Il risultato di ogni partita di calcio è influenzata da vari fattori: disposizione in campo,aspetto mentale, aspetto fisico e negli ultimi anni l’attenzione si è spostata sulle palle inattive. Se si osserva una partita di calcio con molta attenzione, si vedrà che nella maggior parte dei casi le gare sono decise da situazioni nascenti da palle inattive. Il calcio moderno è alla ricerca continua della prestazione perfetta sotto ogni punto di vista, e spesso riuscire a portare a casa il risultato è molto difficile a causa di una grande preparazione di giocatori e allenatore e per questo un metodo per ovviare al traffico tattico sono le palle inattive.

In qualsiasi categoria si militi, le palle inattive sono un aspetto che tutti gli allenatori non tralasciano o lasciano all’improvvisazione dei giocatori.

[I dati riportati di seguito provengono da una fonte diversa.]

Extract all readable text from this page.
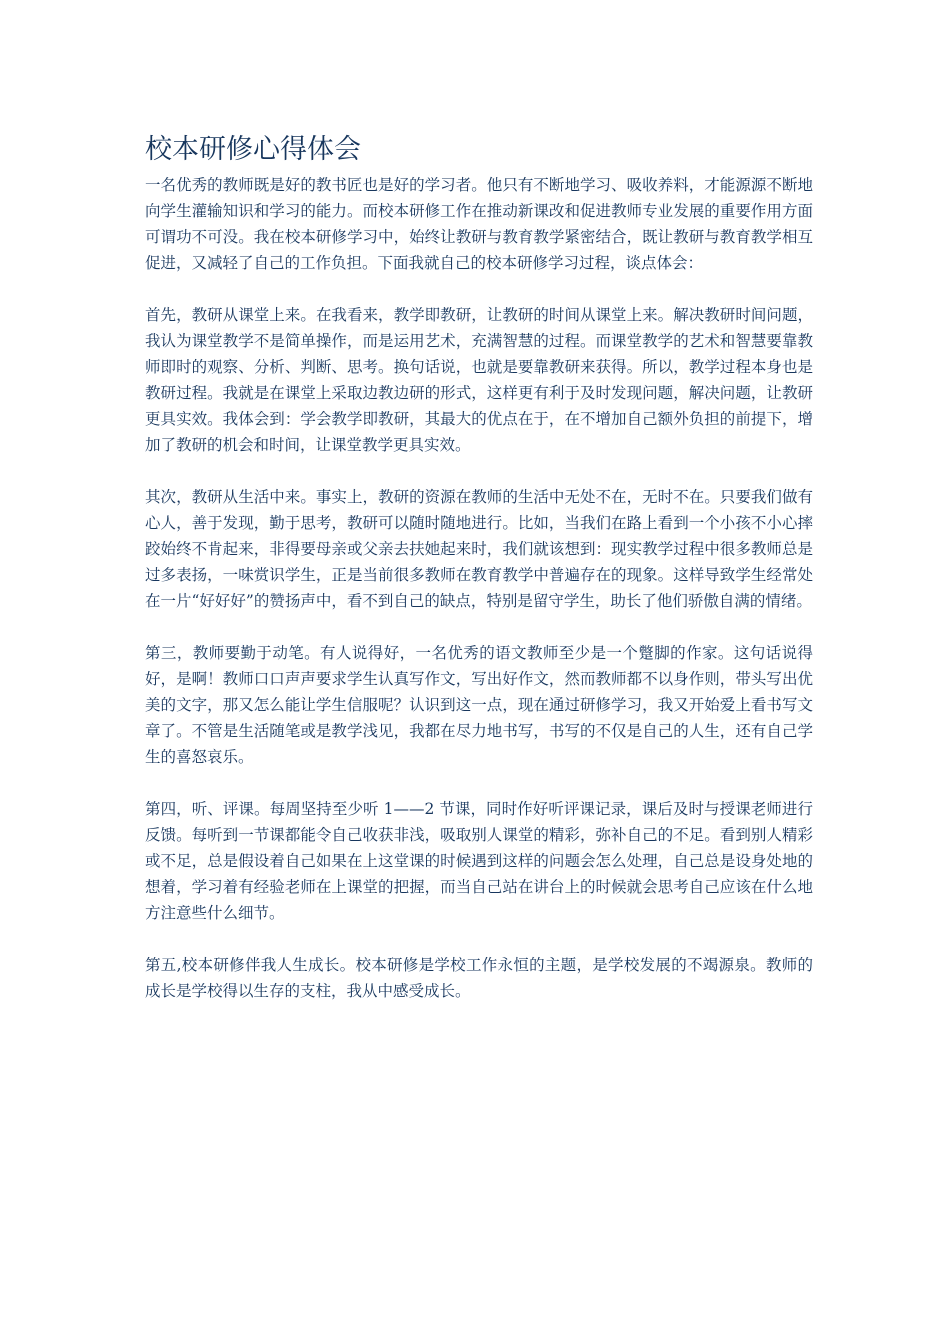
校本研修心得体会

一名优秀的教师既是好的教书匠也是好的学习者。他只有不断地学习、吸收养料，才能源源不断地向学生灌输知识和学习的能力。而校本研修工作在推动新课改和促进教师专业发展的重要作用方面可谓功不可没。我在校本研修学习中，始终让教研与教育教学紧密结合，既让教研与教育教学相互促进，又减轻了自己的工作负担。下面我就自己的校本研修学习过程，谈点体会：

首先，教研从课堂上来。在我看来，教学即教研，让教研的时间从课堂上来。解决教研时间问题，我认为课堂教学不是简单操作，而是运用艺术，充满智慧的过程。而课堂教学的艺术和智慧要靠教师即时的观察、分析、判断、思考。换句话说，也就是要靠教研来获得。所以，教学过程本身也是教研过程。我就是在课堂上采取边教边研的形式，这样更有利于及时发现问题，解决问题，让教研更具实效。我体会到：学会教学即教研，其最大的优点在于，在不增加自己额外负担的前提下，增加了教研的机会和时间，让课堂教学更具实效。

其次，教研从生活中来。事实上，教研的资源在教师的生活中无处不在，无时不在。只要我们做有心人，善于发现，勤于思考，教研可以随时随地进行。比如，当我们在路上看到一个小孩不小心摔跤始终不肯起来，非得要母亲或父亲去扶她起来时，我们就该想到：现实教学过程中很多教师总是过多表扬，一味赏识学生，正是当前很多教师在教育教学中普遍存在的现象。这样导致学生经常处在一片“好好好”的赞扬声中，看不到自己的缺点，特别是留守学生，助长了他们骄傲自满的情绪。

第三，教师要勤于动笔。有人说得好，一名优秀的语文教师至少是一个蹩脚的作家。这句话说得好，是啊！教师口口声声要求学生认真写作文，写出好作文，然而教师都不以身作则，带头写出优美的文字，那又怎么能让学生信服呢？认识到这一点，现在通过研修学习，我又开始爱上看书写文章了。不管是生活随笔或是教学浅见，我都在尽力地书写，书写的不仅是自己的人生，还有自己学生的喜怒哀乐。

第四，听、评课。每周坚持至少听 1——2 节课，同时作好听评课记录，课后及时与授课老师进行反馈。每听到一节课都能令自己收获非浅，吸取别人课堂的精彩，弥补自己的不足。看到别人精彩或不足，总是假设着自己如果在上这堂课的时候遇到这样的问题会怎么处理，自己总是设身处地的想着，学习着有经验老师在上课堂的把握，而当自己站在讲台上的时候就会思考自己应该在什么地方注意些什么细节。

第五,校本研修伴我人生成长。校本研修是学校工作永恒的主题，是学校发展的不竭源泉。教师的成长是学校得以生存的支柱，我从中感受成长。
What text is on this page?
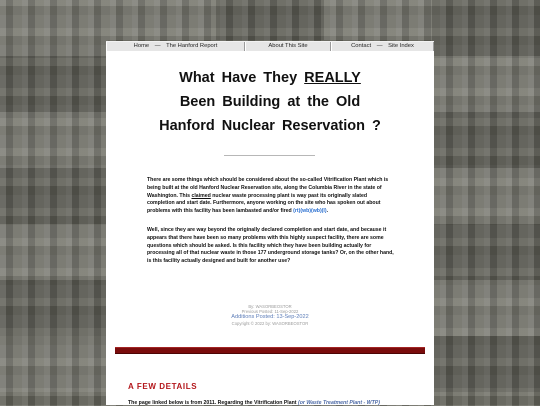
Home — The Hanford Report	About This Site	Contact — Site Index
What Have They REALLY
Been Building at the Old
Hanford Nuclear Reservation ?
There are some things which should be considered about the so-called Vitrification Plant which is being built at the old Hanford Nuclear Reservation site, along the Columbia River in the state of Washington. This claimed nuclear waste processing plant is way past its originally slated completion and start date. Furthermore, anyone working on the site who has spoken out about problems with this facility has been lambasted and/or fired (rt)(wb)(wb)(l).
Well, since they are way beyond the originally declared completion and start date, and because it appears that there have been so many problems with this highly suspect facility, there are some questions which should be asked. Is this facility which they have been building actually for processing all of that nuclear waste in those 177 underground storage tanks? Or, on the other hand, is this facility actually designed and built for another use?
By: WASORBEOSTOR
Previous Posted: 11-Sep-2022
Additions Posted: 13-Sep-2022
Copyright © 2022 by: WASORBEOSTOR
A FEW DETAILS
The page linked below is from 2011. Regarding the Vitrification Plant (or Waste Treatment Plant - WTP)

Non è sempre visibile, a parte calcio d’angoli e punizioni che sono le situazioni a cui tutti prestano più attenzione anche i tifosi, ma tutte le situazioni di ripartenza da palla da fermo sono guidate da uno schema provato in allenamento che in partita si cerca di mettere in pratica.

Più del 30% dei gol realizzati nascono da situazione di palla inattiva o su azione susseguente ad esse, e per questo ogni allenatore deve porre attenzione alla loro fase difensiva oltre a quella offensiva.

L’organizzazione delle palle inattive parte già dal precampionato per meglio far assimilare alcuni principi fondamentali dell’idea dell’allenatore, per poi proseguire il lavoro durante l’anno, di solito dedicando l’ultima seduta di allenamento prima della partita ad esse.

Ogni squadra ha un suo modo di intendere l’argomento,ogni allenatore ha un suo modo di allenarlo, ma tutti cercano lo stesso obbiettivo: mettere in difficoltà la squadra avversaria e far gol.

Proprio per questo possiamo intendere le palle inattive come il momento forse più imprevedibile da parte degli avversari nei confronti della nostra squadra. Avendo già stabilito quello che noi andremo a fare in una determinata situazione di ripresa del gioco da palla da fermo, gli avversari resteranno sorpresi dal nostro modo di giocare il pallone non conoscendo quello che noi vogliamo fare.

Nell’organizzazione delle palle inattive, bisogna ben  studiare la rosa che si ha a disposizione.

Chi calcia meglio, chi riesce a prendere il tempo, chi riesce a smarcarsi meglio ecc.  Chi è deputato della battuta è colui che di solito calcia meglio e essendo anche esente dalla pressione dell’avversario, è più probabile che mi riesca a mettere i pallone dove voglio che l’azione finisca per concludere a rete.

Cercare nella rosa gli elementi più capaci dal punto di vista tempestivo e dell’attenzione. Giocatori capaci di fare il loro compito nel tempo giusto, sono una base fondamentale delle palle inattive.